Canadian photographer R. John Knight shares the stories behind some of his nature and wildlife images

Monday, November 28, 2011

Icebergs In August, Newfoundland

During our visit to Newfoundland last summer, we traveled up the Great Northern Peninsula to St. Anthony, Goose Cove, St. Lunaire, Griquet, Gunner's Cove and Quirpon.  The icebergs were late coming south this year.  The locals could not remember seeing such large icebergs during August before.  When we reached St. Anthony, there were large icebergs grounded in many coves and visible on the distant horizon. 

Grounded Icebergs, St. Anthony Bight, NL
Goose Cove, NL
Many of the icebergs were apparently remnants of the Petermann Ice Shelf which had broken off from a glacier in the northwest part of Greenland during early August, 2010.  The largest of these was about 55 square kilometres in size; too big to photograph.  It had taken a year following the counter-clockwise movement of the currents in Baffin Bay to drift ~4800 kms south to the shores of Newfoundland.   According to the news media and NASA, portions of the ice shelf survived until early October 2012 when it eventually grounded northeast of the Horse Islands (northeast of the Baie Verte Peninsula, NL) and broke apart.

Remnants of Petermann Ice Shelf, Goose Cove, NL
Icebergs, Goose Cove, NL

Even under overcast and drizzly skies, the icebergs were impressive.  

Friday, November 11, 2011

Autumn Colours with PD Effect - Going With The Flow

Chilko River, BC with PD Effect
What do you do when you go out to photograph wildflowers, and find that while the lighting is great, it is too windy to get sharp images?  You have two choices: Go Home with no images, or Go with the Flow, or Mother Nature in this instance,  and capture some artsy abstract images of the wild flowers moving in the wind. 

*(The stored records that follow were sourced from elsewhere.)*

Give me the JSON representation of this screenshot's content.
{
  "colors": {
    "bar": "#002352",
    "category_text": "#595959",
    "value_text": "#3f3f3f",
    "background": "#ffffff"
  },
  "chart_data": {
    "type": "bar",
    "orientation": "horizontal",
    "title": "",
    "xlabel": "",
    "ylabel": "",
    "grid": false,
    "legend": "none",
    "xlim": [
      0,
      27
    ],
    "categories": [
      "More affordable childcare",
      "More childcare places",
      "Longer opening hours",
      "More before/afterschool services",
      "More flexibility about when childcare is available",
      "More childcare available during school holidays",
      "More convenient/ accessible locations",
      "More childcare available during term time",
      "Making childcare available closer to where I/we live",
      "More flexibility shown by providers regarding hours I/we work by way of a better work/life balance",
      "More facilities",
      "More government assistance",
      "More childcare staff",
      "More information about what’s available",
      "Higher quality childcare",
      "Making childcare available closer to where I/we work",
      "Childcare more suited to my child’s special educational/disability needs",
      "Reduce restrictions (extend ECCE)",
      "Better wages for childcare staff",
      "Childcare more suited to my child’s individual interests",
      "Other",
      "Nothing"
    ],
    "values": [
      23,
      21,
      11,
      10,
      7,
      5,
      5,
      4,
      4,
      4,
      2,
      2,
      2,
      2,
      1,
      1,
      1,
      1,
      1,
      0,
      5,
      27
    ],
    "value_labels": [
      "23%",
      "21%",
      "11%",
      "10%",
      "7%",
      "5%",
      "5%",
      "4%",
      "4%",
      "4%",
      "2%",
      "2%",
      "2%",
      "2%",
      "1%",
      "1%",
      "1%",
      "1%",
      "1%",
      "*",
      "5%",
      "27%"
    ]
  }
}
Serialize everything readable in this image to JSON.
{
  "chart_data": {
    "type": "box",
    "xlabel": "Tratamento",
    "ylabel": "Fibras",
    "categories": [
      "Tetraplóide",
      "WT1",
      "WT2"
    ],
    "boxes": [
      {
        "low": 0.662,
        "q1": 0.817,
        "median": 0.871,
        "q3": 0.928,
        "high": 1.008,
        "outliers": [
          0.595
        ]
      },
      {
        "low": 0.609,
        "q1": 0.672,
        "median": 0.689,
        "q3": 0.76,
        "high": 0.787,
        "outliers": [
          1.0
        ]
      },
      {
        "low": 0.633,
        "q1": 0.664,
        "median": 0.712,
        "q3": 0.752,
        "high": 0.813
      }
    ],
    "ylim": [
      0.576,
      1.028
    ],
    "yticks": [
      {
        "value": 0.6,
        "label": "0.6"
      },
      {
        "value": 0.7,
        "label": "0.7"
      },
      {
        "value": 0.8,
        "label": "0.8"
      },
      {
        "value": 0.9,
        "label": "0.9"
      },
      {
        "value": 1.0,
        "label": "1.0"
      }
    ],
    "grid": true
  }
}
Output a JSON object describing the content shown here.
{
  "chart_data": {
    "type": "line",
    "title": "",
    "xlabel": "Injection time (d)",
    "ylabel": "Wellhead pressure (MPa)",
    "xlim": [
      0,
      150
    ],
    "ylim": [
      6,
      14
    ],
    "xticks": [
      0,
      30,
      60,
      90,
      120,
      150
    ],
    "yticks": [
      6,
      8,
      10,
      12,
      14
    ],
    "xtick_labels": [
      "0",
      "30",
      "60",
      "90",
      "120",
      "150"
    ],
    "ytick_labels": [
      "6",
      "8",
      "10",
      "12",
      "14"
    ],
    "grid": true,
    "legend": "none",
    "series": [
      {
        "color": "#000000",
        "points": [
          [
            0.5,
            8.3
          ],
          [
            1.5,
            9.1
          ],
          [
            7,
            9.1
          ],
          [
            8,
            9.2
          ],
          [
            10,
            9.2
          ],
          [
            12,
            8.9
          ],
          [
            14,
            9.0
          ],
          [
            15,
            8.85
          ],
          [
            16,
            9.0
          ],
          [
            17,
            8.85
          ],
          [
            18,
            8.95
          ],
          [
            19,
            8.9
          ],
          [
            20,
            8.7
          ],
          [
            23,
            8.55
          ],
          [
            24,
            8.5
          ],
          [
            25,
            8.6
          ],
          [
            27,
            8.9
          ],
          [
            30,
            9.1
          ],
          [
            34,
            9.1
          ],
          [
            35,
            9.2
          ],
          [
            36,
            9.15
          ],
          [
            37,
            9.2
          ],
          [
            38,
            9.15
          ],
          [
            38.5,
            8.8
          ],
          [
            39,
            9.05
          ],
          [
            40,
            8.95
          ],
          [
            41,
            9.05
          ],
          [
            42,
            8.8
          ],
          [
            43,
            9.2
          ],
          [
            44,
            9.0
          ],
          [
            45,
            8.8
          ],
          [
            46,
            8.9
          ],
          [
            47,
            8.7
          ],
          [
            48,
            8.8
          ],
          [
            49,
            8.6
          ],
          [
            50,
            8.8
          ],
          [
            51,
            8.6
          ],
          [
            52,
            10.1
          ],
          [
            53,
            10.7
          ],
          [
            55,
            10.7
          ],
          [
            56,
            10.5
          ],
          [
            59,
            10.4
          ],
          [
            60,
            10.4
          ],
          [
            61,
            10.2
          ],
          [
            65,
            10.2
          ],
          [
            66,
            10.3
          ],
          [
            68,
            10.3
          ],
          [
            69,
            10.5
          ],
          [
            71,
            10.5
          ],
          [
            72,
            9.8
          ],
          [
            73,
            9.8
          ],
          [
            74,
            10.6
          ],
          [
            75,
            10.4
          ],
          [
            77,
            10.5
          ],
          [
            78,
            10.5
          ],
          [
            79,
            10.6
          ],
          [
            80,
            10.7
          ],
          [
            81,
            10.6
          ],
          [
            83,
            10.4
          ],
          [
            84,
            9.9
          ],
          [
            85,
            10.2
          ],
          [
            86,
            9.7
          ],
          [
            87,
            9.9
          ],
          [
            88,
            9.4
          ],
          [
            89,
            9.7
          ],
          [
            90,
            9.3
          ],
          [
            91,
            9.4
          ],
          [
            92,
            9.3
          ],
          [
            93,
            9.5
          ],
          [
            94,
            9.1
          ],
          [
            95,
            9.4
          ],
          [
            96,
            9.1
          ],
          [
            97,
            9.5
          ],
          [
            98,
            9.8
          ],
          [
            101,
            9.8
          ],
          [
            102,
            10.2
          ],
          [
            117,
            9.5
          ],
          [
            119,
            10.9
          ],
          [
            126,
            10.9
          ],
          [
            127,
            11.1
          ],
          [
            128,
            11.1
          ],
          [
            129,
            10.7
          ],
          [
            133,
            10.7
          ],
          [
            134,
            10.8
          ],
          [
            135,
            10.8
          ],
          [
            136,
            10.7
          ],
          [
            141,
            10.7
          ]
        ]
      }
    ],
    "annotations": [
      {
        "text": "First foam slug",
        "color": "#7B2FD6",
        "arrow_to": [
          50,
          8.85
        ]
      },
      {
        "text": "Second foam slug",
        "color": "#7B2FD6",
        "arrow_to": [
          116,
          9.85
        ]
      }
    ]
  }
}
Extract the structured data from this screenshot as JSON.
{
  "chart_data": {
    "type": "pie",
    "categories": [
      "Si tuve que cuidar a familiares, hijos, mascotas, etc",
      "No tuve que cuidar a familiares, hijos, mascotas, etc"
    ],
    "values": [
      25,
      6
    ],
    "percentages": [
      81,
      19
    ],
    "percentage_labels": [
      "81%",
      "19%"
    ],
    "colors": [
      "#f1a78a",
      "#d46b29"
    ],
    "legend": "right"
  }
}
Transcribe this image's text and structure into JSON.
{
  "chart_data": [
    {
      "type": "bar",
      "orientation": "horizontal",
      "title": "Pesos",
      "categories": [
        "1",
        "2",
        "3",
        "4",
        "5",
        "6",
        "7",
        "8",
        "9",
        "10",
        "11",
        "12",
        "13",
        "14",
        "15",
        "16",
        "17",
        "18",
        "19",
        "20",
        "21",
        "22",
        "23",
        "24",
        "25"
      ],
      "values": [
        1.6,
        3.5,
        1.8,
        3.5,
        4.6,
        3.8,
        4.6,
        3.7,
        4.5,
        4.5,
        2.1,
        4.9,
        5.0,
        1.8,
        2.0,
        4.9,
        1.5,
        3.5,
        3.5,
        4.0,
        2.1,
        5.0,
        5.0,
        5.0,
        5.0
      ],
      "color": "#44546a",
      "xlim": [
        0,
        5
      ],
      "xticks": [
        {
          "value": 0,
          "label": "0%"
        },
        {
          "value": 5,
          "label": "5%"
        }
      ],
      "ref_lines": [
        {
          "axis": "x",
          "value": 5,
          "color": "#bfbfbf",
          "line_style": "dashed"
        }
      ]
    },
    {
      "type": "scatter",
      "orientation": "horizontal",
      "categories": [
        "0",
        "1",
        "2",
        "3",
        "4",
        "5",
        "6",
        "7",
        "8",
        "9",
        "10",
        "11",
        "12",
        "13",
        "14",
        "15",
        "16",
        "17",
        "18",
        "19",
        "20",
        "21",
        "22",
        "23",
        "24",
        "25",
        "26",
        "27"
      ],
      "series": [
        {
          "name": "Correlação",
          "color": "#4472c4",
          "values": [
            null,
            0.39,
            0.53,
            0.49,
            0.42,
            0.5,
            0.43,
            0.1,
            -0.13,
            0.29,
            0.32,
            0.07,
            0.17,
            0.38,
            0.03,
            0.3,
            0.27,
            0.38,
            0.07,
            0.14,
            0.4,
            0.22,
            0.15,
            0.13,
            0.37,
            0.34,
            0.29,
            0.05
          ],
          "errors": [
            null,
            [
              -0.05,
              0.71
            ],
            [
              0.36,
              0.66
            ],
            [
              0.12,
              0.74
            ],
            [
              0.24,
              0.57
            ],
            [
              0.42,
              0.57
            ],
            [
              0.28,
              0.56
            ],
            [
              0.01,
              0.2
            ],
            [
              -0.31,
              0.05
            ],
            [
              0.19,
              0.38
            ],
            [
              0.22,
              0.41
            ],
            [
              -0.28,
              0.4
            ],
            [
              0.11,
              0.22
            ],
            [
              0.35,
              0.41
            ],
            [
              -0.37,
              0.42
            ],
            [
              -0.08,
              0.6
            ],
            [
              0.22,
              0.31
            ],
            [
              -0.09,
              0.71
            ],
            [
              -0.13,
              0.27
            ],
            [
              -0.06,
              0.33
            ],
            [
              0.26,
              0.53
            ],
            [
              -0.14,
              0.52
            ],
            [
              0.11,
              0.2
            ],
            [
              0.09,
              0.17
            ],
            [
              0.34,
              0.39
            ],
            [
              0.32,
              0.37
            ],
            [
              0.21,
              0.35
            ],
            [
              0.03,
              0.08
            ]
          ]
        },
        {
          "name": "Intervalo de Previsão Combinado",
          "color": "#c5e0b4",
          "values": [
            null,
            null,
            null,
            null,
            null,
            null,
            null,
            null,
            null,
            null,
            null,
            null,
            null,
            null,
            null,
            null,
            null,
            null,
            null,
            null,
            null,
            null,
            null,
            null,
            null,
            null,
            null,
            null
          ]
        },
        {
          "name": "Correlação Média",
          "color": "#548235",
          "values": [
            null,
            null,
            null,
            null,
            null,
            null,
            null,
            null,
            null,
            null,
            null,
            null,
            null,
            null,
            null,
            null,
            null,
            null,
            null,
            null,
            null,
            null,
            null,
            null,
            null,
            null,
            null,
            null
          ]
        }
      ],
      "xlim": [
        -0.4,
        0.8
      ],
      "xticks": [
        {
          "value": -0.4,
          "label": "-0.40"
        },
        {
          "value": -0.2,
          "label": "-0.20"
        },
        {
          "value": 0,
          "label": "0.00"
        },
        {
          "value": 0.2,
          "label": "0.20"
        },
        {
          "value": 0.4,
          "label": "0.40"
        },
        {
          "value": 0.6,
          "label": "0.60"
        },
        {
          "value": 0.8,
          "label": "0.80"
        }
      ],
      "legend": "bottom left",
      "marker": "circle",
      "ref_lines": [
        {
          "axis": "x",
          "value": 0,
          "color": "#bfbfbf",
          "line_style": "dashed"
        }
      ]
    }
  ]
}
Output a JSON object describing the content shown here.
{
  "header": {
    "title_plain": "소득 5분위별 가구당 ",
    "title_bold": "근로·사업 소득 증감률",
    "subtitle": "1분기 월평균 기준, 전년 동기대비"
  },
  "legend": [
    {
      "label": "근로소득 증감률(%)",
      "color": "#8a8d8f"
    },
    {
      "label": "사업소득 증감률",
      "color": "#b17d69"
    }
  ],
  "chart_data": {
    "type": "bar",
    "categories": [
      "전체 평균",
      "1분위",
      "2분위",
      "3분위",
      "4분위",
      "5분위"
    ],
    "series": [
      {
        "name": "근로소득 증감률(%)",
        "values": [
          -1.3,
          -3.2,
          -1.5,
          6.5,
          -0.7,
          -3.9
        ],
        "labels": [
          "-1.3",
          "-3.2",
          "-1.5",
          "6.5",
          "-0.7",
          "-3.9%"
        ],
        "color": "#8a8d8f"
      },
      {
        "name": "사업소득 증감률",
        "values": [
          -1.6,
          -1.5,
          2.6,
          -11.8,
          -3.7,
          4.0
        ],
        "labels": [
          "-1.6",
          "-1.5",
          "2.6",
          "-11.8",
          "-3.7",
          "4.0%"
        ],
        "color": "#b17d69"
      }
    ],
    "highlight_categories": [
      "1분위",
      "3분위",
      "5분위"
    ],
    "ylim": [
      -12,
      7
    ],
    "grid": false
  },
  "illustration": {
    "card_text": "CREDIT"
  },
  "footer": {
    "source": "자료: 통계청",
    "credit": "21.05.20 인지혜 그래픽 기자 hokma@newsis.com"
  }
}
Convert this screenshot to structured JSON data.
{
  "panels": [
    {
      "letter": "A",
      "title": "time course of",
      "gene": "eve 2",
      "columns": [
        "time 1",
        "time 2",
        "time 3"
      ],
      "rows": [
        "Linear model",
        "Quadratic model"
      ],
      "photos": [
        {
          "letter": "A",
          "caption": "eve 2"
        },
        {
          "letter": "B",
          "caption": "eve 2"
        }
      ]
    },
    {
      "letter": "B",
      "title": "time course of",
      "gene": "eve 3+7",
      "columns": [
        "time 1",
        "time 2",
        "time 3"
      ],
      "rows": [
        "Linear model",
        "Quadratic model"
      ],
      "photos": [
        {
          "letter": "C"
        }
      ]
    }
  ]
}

During a recent photo tour to photograph grizzlies, black bears, bald eagles and ospreys in the Chilko Valley, BC, there were also opportunities to capture images of the fall colours and reflections.

Bluff Lake, BC
Chilko Lake, BC
Getting sharp images from a small boat that is bobbing up and down due to water motion, or movement by other occupants, can be challenging.
While searching along the Chilko River for wildlife, there were long periods when there was no wildlife to photograph.  Most of the time, we chatted back and forth, or sat quietly while we watched the shoreline.  It was during these periods that I saw the opportunity to capture images of the surrounding landscape and fall colours.  Landscape images during a Wildlife photo tour may be heresy to some people!  However, I saw the situation as Going with the Flow and taking advantage of what was in front of me. 

When my meds for a Parkinson tremor wore off, I had another opportunity to Go with the Flow, and capture different image of the fall colours.  I used a Canon 5D MkII with a 300mm lens (image stabilization OFF) with no tripod and no meds.  My camera settings were:  ISO = 100, aperture = F8-16 and shutter speed = 1/15 - 1/50 s.  Live View was used so that I could see generally at what I was aiming, and attempt to control composition.  

Each shot was an experiment because I didn't know what the combination of my tremor and the bobbing boat might produce.  I quickly discovered that too slow a shutter speed produced 'muddy-looking' images with too much blur.  Too fast a shutter speed created images that look like out-of-focus accidents.  Unfortunately too, my tremor is not a Variable Control model, so I couldn't experiment with changing aspects of frequency, magnitude, patterns, etc.).  With my tremor full-on, I had to watch too that I didn't drop my camera overboard.

Fall colours along the Chilko River with PD Effect
Fall colours along the Chilko River with PD Effect

Fall colours along Chilko River with PD Effect
I think that the results of Going with the Flow and using PD Effect is an interesting way to produce impressionistic abstracts.  Each image is unique.

If you do not have a Parkinson or some other kind of tremor, you might use one of the techniques described by Freeman Patterson and Andre Gallant, "Photo Impressionism and the Subjective Image" (Key Porter Books, 2001).  Don Johnston's October 27th blog also describes some techniques to create similar results.

What kind of 'mover and shaker' are you?  What kind of abstracts can you create?